Description of the disaster
Tropical Cyclone Idai affected over 1.8 million people, according to the National Institute for Crisis Management (INGC). Landfalls on the city of Beira affected especially the Sofala, Zambezia, Tete and Manica provinces. In these provinces alone, 140,000 people people were displaced and sheltered in 143 accommodation centers. The latest IOM’s Situation Report (19th July-31st August) indicate 66 relocation sites are still open hosting 80,190 individuals (16,665 households).
Tropical Cyclone Kenneth made landfall through the Cabo Delgado Province on 25 April. The winds hit especially Macomia and Ibo districts. This resulted in 286,282 people directly affected. ACAPS reports mentioned approximately 45,000 houses partially or destroyed. 4 accommodation centers have been set-up to accommodate 881 households, and additional relocation sites are hosting a considerable number of displaced households.

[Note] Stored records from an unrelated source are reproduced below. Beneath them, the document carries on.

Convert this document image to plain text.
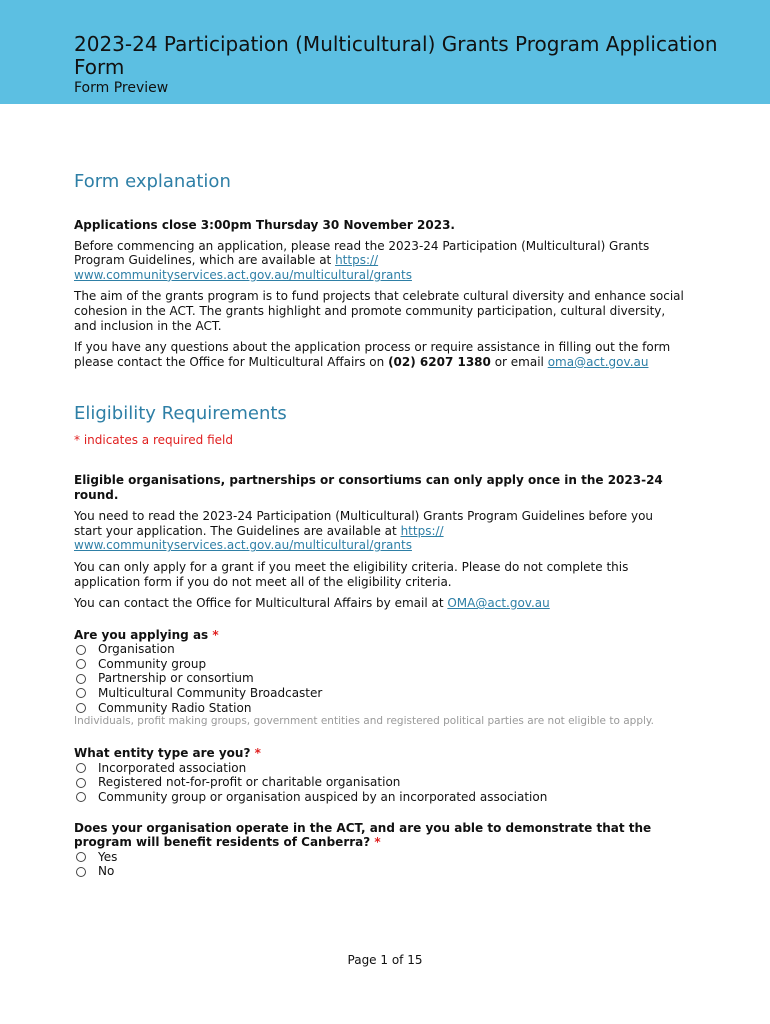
2023-24 Participation (Multicultural) Grants Program Application Form
Form Preview
Form explanation

Applications close 3:00pm Thursday 30 November 2023.

Before commencing an application, please read the 2023-24 Participation (Multicultural) Grants Program Guidelines, which are available at https:// www.communityservices.act.gov.au/multicultural/grants

The aim of the grants program is to fund projects that celebrate cultural diversity and enhance social cohesion in the ACT. The grants highlight and promote community participation, cultural diversity, and inclusion in the ACT.

If you have any questions about the application process or require assistance in filling out the form please contact the Office for Multicultural Affairs on (02) 6207 1380 or email oma@act.gov.au

Eligibility Requirements

* indicates a required field

Eligible organisations, partnerships or consortiums can only apply once in the 2023-24 round.

You need to read the 2023-24 Participation (Multicultural) Grants Program Guidelines before you start your application. The Guidelines are available at https:// www.communityservices.act.gov.au/multicultural/grants

You can only apply for a grant if you meet the eligibility criteria. Please do not complete this application form if you do not meet all of the eligibility criteria.

You can contact the Office for Multicultural Affairs by email at OMA@act.gov.au

Are you applying as *

Organisation
Community group
Partnership or consortium
Multicultural Community Broadcaster
Community Radio Station

Individuals, profit making groups, government entities and registered political parties are not eligible to apply.

What entity type are you? *

Incorporated association
Registered not-for-profit or charitable organisation
Community group or organisation auspiced by an incorporated association

Does your organisation operate in the ACT, and are you able to demonstrate that the program will benefit residents of Canberra? *

Yes
No
Page 1 of 15
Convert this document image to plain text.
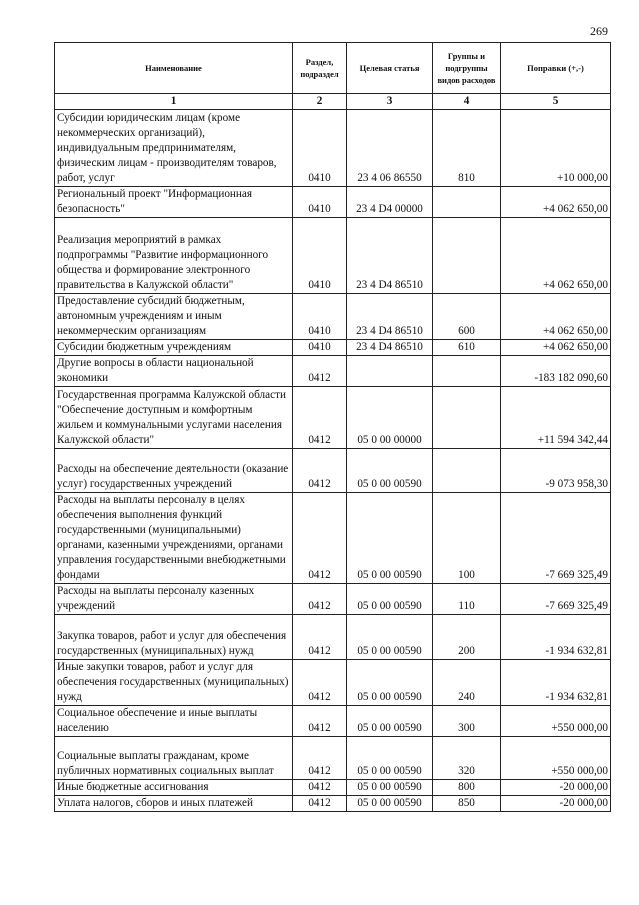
269
Наименование	Раздел, подраздел	Целевая статья	Группы и подгруппы видов расходов	Поправки (+,-)
1	2	3	4	5
Субсидии юридическим лицам (кроме некоммерческих организаций), индивидуальным предпринимателям, физическим лицам - производителям товаров, работ, услуг	0410	23 4 06 86550	810	+10 000,00
Региональный проект "Информационная безопасность"	0410	23 4 D4 00000		+4 062 650,00
Реализация мероприятий в рамках подпрограммы "Развитие информационного общества и формирование электронного правительства в Калужской области"	0410	23 4 D4 86510		+4 062 650,00
Предоставление субсидий бюджетным, автономным учреждениям и иным некоммерческим организациям	0410	23 4 D4 86510	600	+4 062 650,00
Субсидии бюджетным учреждениям	0410	23 4 D4 86510	610	+4 062 650,00
Другие вопросы в области национальной экономики	0412			-183 182 090,60
Государственная программа Калужской области "Обеспечение доступным и комфортным жильем и коммунальными услугами населения Калужской области"	0412	05 0 00 00000		+11 594 342,44
Расходы на обеспечение деятельности (оказание услуг) государственных учреждений	0412	05 0 00 00590		-9 073 958,30
Расходы на выплаты персоналу в целях обеспечения выполнения функций государственными (муниципальными) органами, казенными учреждениями, органами управления государственными внебюджетными фондами	0412	05 0 00 00590	100	-7 669 325,49
Расходы на выплаты персоналу казенных учреждений	0412	05 0 00 00590	110	-7 669 325,49
Закупка товаров, работ и услуг для обеспечения государственных (муниципальных) нужд	0412	05 0 00 00590	200	-1 934 632,81
Иные закупки товаров, работ и услуг для обеспечения государственных (муниципальных) нужд	0412	05 0 00 00590	240	-1 934 632,81
Социальное обеспечение и иные выплаты населению	0412	05 0 00 00590	300	+550 000,00
Социальные выплаты гражданам, кроме публичных нормативных социальных выплат	0412	05 0 00 00590	320	+550 000,00
Иные бюджетные ассигнования	0412	05 0 00 00590	800	-20 000,00
Уплата налогов, сборов и иных платежей	0412	05 0 00 00590	850	-20 000,00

Amidst the cyclones, the Government of Mozambique declared an outbreak of Cholera in late March, after detection of 5 cases amongst 2,500 cases of watery diarrhea. The disease quickly escalated and by mid-April, 6,382 cholera cases were reported in 4 districts in Sofala: Buzi,
Nhamatanda, Dondo and Beira. A mass vaccination was set in motion under the leadership of the Ministry of Health and WHO, covering 98.6% of the targeted population. The spread of the outbreak was contained, and last case reported on 18 May.

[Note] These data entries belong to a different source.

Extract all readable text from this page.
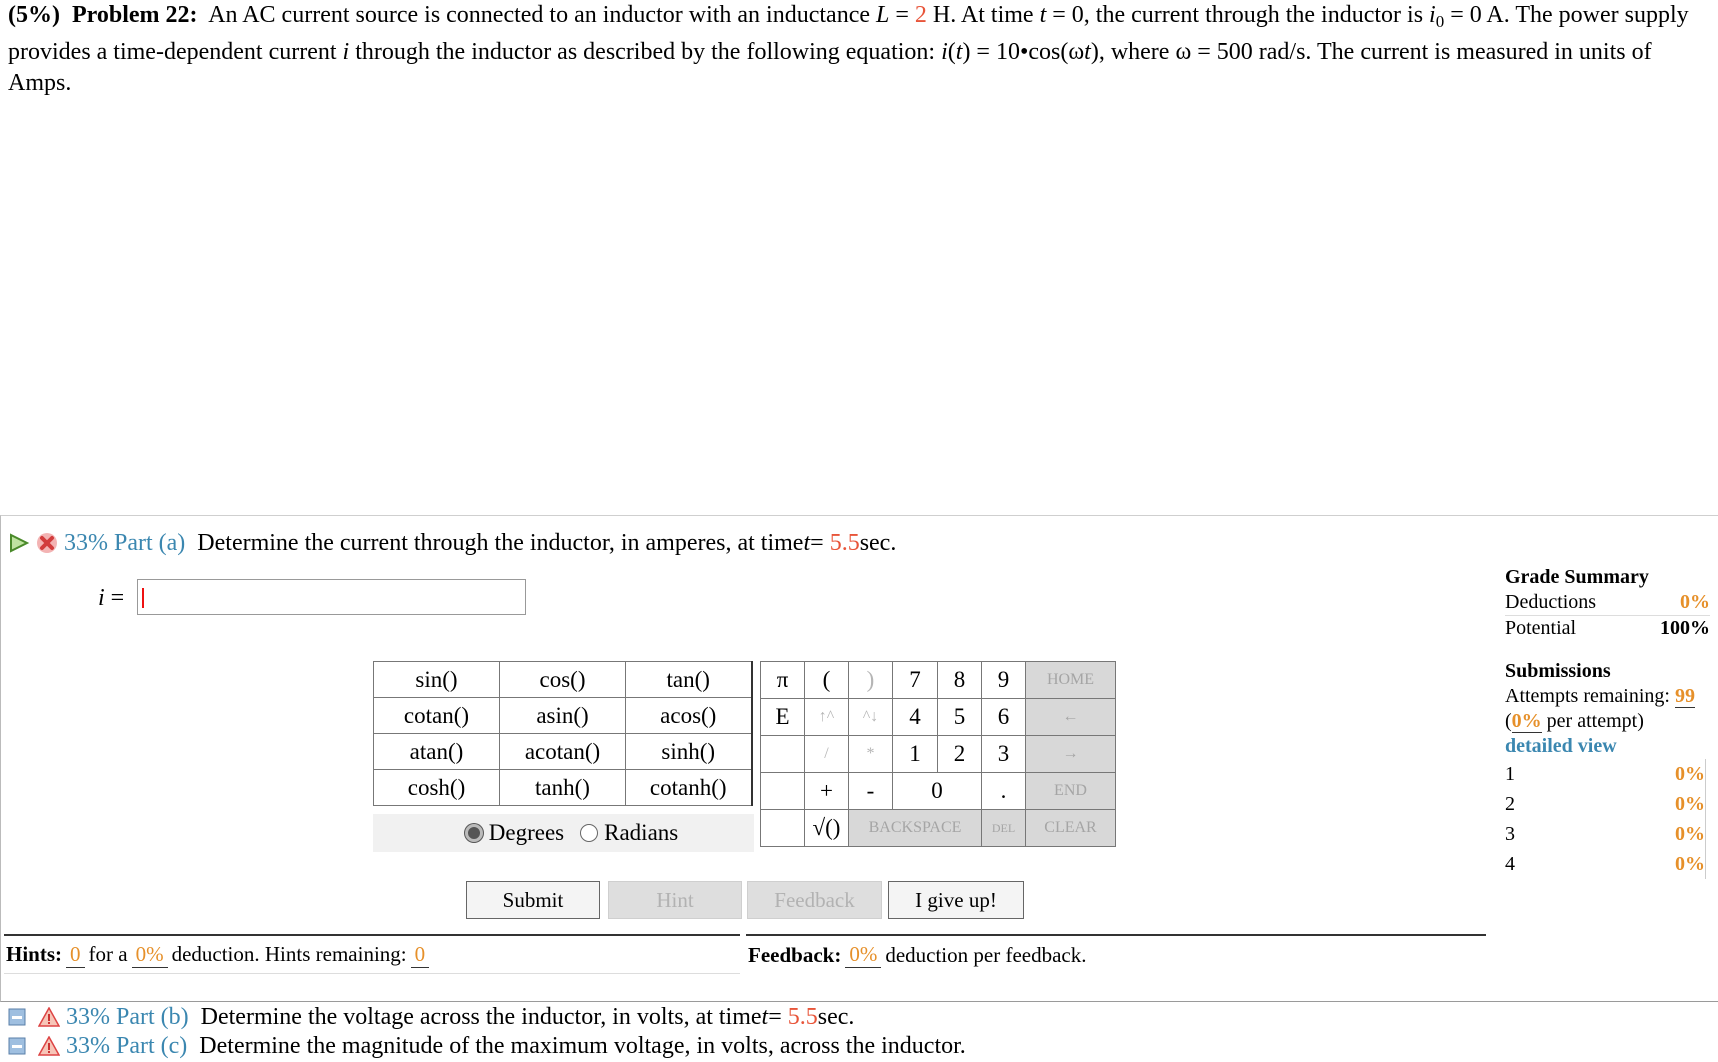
(5%) Problem 22: An AC current source is connected to an inductor with an inductance L = 2 H. At time t = 0, the current through the inductor is $i_0 = 0$ A. The power supply provides a time-dependent current i through the inductor as described by the following equation: i(t) = 10•cos(ωt), where ω = 500 rad/s. The current is measured in units of Amps.
33% Part (a) Determine the current through the inductor, in amperes, at time t =
5.5 sec.
i =
sin()	cos()	tan()
cotan()	asin()	acos()
atan()	acotan()	sinh()
cosh()	tanh()	cotanh()
Degrees Radians
π	(	)	7	8	9	HOME
E	↑^	^↓	4	5	6	←
	/	*	1	2	3	→
	+	-	0		.	END
	√()	BACKSPACE			DEL	CLEAR
Submit	Hint	Feedback	I give up!
Hints: 0 for a 0% deduction. Hints remaining: 0	Feedback: 0% deduction per feedback.
Grade Summary
Deductions	0%
Potential	100%
Submissions
Attempts remaining: 99
(0% per attempt)
detailed view
1	0%
2	0%
3	0%
4	0%
33% Part (b) Determine the voltage across the inductor, in volts, at time t =
5.5 sec.
33% Part (c) Determine the magnitude of the maximum voltage, in volts, across the inductor.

The impact of the cyclones is overwhelming over the populations. Mozambique is experiencing its worst food insecurity emergency since the 2015/16 drought, with an atypically high number of households in need of food assistance. This is the result of the destruction of agricultural lands by the cyclones with associated torrential rainfall and severe flooding in an area that is the country´s barn. The communities targeted by this operation have also not been spared from these shocks. According to the UN Humanitarian Country Team, three months after the cyclones hit, more than half a million people (100,000 households) are reportedly still living in destroyed or structurally damaged homes, sheltered in resettlement sites or remain displaced in emergency accommodation. Many of these locations are unsafe, inadequately prepared, and lack access to fundamental basic goods and services. This situation may deteriorate with the rainy season expected to start in November, if relief preparedness operations are not kept at the necessary level.